Simple question, which I cannot answer myself. Why Ethereum have an LGPLv3 license? Bitcoin has MIT license.

Thank you.


Until client teams answer for themselves, here is information on non-GPL clients.

From What exactly is an Ethereum client and what clients are there? there's two of them:

Besu (Java) is Apache 2.

Trinity (Python) is MIT.

  • IMHO all derivatives of Ethereum (with LGPLv3) should hold the same license.
    – Maximi
    May 12 '20 at 15:13
  • Which is not the case of Besu and Trinity - regards to dates on GitHub repository and codebase. Latest commits on following links: github.com/hyperledger/besu/commits/… github.com/ethereum/trinity/commits/…
    – Maximi
    May 12 '20 at 20:39
  • I open this topic on the Trinity project and get a straight answer from a team member of Ethereum. You can change the license from LGPLv3 to MIT. More info: github.com/ethereum/trinity/issues/1734 I will keep this question still open to get opinion from legal point of view.
    – Maximi
    May 19 '20 at 14:44
  • You have it backwards.
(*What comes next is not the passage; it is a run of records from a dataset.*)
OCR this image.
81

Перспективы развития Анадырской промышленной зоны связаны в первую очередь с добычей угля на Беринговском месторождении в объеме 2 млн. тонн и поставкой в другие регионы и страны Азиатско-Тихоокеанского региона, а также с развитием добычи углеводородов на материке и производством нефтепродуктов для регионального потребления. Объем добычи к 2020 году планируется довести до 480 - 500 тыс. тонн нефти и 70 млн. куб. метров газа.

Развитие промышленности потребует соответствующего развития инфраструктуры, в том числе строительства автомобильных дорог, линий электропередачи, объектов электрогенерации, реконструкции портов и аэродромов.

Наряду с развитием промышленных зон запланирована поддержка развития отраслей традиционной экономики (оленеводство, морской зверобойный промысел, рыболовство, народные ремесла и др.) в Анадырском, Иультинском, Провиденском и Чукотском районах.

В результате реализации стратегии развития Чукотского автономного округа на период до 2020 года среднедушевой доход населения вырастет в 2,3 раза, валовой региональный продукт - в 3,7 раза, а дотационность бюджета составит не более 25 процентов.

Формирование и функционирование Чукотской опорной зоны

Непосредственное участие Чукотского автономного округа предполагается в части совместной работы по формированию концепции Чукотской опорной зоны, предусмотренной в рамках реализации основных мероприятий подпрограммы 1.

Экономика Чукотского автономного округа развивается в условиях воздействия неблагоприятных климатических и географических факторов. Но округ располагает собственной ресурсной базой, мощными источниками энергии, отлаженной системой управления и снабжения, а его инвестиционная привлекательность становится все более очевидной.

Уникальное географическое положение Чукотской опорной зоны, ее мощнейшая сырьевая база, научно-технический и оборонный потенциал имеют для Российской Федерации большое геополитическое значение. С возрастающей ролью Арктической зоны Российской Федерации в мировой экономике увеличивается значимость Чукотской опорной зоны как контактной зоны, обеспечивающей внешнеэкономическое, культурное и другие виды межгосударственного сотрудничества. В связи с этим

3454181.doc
Correct is "MIT licensed software can be re-licensed as GPL software, and integrated with other GPL software, but not the other way around." en.wikipedia.org/wiki/MIT_License
    – eth
    May 20 '20 at 3:45
  • 1
    Trinity was always MIT: it did not migrate from LGPLv3 to MIT (because that migration is not possible). In the 1734 issue you linked, it is wrong to "assume any fork of Ethereum (licensed under LGPLv3) can hold MIT license".